Goal-Conditioned Reinforcement Learning from Sub-Optimal Data on Metric Spaces
Alfredo Reichlin, Miguel Vasco, Hang Yin, Danica Kragic
TL;DR
Goal: address learning optimal goal-reaching behavior from severely sub-optimal offline data under sparse rewards and deterministic/invertible dynamics. Approach: introduce MetricRL, which learns a distance-monotonic latent map ${\phi:S\to Z}$ so that ${\tilde{V}(s)=\gamma^{d_Z(\phi(s),\phi(s_g))} r_g}$ informs a weighted imitation policy, avoiding TD targets and out-of-distribution issues; prove that, under distance-monotonicity, any policy greedy on ${\tilde{V}}$ is optimal in these MDPs. Contributions: formal distance-monotonicity definition, a practical loss ${\mathcal{L}_\theta(D)}$ to learn DM representations, a provable optimality guarantee for the resulting greedy policy, and strong empirical results across standard offline GOAL tasks including image observations via a super-state trick.

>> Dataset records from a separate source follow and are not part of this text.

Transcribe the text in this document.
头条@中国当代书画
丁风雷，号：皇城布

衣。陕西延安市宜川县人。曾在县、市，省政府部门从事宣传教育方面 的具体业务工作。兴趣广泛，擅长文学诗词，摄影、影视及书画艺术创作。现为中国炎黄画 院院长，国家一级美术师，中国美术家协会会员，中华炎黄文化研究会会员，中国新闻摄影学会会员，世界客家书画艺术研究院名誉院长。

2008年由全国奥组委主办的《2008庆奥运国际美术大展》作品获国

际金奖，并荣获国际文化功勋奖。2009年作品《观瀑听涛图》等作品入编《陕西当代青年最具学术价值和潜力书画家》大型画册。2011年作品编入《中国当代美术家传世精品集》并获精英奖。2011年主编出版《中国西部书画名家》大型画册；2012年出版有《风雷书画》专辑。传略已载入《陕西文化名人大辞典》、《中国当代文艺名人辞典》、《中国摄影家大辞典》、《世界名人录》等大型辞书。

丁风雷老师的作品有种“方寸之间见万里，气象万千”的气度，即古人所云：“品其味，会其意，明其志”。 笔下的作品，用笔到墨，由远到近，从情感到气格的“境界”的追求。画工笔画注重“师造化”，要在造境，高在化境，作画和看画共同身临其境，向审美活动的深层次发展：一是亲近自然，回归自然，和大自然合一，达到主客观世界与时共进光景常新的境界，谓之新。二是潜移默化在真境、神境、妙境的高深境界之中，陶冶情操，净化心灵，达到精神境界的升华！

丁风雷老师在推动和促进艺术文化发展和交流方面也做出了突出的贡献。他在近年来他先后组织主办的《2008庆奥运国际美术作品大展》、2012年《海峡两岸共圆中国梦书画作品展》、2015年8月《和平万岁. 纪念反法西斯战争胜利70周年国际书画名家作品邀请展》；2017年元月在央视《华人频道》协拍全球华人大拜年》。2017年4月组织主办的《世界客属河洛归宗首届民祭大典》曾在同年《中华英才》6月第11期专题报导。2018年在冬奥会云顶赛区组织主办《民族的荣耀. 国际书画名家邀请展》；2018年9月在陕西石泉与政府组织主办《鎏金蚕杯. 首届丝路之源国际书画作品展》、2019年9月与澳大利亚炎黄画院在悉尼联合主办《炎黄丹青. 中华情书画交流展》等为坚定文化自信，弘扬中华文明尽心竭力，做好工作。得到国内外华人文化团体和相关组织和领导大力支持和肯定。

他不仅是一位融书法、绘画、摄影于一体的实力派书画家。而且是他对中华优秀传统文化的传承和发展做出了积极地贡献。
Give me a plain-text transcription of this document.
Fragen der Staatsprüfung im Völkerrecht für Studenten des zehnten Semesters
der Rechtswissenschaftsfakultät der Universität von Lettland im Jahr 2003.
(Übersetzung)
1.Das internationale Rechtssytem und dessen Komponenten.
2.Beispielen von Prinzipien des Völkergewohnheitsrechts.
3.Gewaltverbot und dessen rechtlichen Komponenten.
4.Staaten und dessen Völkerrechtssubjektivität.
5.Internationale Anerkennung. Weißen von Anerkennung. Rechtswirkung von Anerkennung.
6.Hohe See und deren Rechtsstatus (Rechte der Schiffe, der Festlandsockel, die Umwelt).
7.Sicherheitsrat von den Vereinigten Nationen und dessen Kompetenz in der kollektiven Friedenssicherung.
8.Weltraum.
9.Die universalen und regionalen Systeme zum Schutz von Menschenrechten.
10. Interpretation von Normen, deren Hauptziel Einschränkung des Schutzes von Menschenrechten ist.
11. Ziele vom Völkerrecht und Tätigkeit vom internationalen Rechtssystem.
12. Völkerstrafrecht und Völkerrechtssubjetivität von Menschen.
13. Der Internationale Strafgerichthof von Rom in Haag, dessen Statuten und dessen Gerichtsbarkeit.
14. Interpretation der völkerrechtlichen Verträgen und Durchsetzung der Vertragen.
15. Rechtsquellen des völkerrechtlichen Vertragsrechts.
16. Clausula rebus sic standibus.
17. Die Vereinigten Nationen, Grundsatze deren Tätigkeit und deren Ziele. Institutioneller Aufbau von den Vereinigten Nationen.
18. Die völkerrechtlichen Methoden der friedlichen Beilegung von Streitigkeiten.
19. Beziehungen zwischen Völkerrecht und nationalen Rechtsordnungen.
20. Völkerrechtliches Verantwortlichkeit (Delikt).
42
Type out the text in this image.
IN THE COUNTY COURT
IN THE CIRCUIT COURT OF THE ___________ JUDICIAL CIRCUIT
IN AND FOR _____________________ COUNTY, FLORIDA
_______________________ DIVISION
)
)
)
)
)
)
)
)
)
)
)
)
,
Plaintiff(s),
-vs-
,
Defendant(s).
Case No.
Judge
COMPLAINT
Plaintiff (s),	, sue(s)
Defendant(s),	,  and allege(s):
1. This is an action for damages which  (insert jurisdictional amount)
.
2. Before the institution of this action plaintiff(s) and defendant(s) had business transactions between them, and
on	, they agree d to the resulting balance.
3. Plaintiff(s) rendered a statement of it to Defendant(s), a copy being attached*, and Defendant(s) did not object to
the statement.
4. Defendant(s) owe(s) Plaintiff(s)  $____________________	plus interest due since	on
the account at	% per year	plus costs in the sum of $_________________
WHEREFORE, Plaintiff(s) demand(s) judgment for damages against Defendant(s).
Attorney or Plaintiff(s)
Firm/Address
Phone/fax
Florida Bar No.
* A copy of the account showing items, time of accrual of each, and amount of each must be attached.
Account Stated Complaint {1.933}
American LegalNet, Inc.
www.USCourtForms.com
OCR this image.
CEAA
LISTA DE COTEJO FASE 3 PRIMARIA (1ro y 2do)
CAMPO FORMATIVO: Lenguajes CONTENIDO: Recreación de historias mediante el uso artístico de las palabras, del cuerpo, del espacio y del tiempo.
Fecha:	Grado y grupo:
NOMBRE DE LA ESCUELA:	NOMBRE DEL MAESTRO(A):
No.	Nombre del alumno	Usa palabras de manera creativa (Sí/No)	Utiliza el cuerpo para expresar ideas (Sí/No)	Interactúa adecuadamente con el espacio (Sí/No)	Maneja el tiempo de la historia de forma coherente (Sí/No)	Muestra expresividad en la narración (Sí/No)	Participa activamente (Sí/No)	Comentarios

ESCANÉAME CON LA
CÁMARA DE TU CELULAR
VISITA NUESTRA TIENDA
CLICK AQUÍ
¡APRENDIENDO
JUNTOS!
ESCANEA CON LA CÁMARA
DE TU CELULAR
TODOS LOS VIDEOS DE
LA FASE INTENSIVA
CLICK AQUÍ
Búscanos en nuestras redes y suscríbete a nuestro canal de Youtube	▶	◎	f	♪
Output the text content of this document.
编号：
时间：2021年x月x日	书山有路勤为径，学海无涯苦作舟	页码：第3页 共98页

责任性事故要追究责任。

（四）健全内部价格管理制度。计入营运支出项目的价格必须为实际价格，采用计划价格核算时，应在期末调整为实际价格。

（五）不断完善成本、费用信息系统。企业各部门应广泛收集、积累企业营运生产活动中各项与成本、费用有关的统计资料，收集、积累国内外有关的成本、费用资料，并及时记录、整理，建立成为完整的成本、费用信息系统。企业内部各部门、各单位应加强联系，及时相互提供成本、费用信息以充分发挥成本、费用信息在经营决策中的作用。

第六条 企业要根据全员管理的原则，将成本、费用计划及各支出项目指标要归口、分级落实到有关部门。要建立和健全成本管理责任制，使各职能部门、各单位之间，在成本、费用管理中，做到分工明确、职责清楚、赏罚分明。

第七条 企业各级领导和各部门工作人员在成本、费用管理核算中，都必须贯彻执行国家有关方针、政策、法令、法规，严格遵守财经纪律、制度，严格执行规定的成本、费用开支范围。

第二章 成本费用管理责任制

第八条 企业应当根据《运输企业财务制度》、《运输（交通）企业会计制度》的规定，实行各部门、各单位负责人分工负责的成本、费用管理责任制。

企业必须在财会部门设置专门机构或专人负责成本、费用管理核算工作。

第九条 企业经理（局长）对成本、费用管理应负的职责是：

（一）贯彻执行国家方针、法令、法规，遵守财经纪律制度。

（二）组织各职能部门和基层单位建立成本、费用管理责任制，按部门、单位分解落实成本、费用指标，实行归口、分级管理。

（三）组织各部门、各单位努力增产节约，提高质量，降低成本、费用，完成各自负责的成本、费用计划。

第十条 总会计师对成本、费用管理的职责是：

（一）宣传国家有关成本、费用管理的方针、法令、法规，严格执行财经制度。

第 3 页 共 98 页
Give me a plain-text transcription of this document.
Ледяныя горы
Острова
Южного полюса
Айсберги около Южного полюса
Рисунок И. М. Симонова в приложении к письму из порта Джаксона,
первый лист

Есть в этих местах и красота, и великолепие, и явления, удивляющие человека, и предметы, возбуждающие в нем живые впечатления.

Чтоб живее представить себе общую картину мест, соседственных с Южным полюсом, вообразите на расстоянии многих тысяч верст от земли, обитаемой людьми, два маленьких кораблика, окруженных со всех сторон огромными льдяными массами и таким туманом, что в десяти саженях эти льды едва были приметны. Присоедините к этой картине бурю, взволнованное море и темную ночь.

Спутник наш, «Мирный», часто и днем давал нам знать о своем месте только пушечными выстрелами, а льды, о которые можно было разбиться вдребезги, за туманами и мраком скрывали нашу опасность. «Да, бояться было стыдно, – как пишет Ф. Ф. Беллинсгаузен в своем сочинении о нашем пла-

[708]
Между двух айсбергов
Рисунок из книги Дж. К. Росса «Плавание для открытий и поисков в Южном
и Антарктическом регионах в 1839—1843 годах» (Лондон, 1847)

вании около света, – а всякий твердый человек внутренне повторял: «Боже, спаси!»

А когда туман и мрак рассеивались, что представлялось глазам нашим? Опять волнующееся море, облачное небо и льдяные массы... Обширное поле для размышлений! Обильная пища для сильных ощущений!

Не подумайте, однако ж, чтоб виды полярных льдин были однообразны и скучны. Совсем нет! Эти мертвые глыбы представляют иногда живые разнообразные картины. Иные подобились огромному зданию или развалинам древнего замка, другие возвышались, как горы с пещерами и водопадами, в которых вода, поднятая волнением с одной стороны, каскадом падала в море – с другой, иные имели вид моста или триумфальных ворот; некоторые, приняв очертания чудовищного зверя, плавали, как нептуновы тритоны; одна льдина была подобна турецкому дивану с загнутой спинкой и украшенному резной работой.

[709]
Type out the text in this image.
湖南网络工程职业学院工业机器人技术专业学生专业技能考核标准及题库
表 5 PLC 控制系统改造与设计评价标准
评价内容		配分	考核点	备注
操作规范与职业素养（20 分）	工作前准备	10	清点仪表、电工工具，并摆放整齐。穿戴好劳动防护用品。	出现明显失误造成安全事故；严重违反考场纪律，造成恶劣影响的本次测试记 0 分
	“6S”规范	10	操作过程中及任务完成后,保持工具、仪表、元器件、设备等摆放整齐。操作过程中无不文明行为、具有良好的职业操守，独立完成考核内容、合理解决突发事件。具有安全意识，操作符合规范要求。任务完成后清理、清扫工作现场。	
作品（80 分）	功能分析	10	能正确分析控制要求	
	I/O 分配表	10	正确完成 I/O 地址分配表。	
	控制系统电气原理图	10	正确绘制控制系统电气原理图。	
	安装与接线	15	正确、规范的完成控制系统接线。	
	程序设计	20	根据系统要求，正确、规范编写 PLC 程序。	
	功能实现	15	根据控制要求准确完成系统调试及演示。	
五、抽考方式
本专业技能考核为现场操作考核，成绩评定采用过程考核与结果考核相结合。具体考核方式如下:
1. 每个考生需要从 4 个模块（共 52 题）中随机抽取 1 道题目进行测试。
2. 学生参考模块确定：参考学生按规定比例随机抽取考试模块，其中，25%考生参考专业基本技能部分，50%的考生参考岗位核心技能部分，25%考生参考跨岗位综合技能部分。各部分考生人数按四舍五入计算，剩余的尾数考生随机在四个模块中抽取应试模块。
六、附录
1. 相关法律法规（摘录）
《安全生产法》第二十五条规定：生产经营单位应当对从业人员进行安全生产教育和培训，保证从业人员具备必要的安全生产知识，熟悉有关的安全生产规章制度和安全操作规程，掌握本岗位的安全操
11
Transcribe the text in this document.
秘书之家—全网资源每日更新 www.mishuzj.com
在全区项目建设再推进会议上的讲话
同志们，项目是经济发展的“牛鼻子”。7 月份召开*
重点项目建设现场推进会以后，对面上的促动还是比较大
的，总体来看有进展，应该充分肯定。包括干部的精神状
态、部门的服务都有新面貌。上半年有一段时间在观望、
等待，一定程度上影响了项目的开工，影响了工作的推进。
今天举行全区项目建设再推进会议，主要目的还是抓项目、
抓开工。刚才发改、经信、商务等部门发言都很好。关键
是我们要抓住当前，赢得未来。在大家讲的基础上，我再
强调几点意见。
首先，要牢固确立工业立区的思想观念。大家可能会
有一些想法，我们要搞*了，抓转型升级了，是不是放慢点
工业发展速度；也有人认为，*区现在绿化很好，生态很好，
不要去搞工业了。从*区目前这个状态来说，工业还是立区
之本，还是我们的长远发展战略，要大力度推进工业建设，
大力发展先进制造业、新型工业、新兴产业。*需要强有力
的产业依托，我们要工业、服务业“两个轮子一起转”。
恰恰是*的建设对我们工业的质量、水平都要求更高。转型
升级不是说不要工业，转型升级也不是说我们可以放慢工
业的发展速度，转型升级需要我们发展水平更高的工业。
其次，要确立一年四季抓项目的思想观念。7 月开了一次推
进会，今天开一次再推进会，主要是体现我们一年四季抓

Findings: MetricRL consistently recovers near-optimal policies from severely sub-optimal offline data and scales to high-dimensional observations, outperforming baselines like CQL, BCQ, BEAR, IQL, and QRL. Impact: provides a principled metric-space framework to tackle distribution shift in offline RL for goal-reaching tasks, with implications for safer, scalable deployment in real-world robotics and control problems.
Abstract
We study the problem of learning optimal behavior from sub-optimal datasets for goal-conditioned offline reinforcement learning under sparse rewards, invertible actions and deterministic transitions. To mitigate the effects of \emph{distribution shift}, we propose MetricRL, a method that combines metric learning for value function approximation with weighted imitation learning for policy estimation. MetricRL avoids conservative or behavior-cloning constraints, enabling effective learning even in severely sub-optimal regimes. We introduce distance monotonicity as a key property linking metric representations to optimality and design an objective that explicitly promotes it. Empirically, MetricRL consistently outperforms prior state-of-the-art goal-conditioned RL methods in recovering near-optimal behavior from sub-optimal offline data.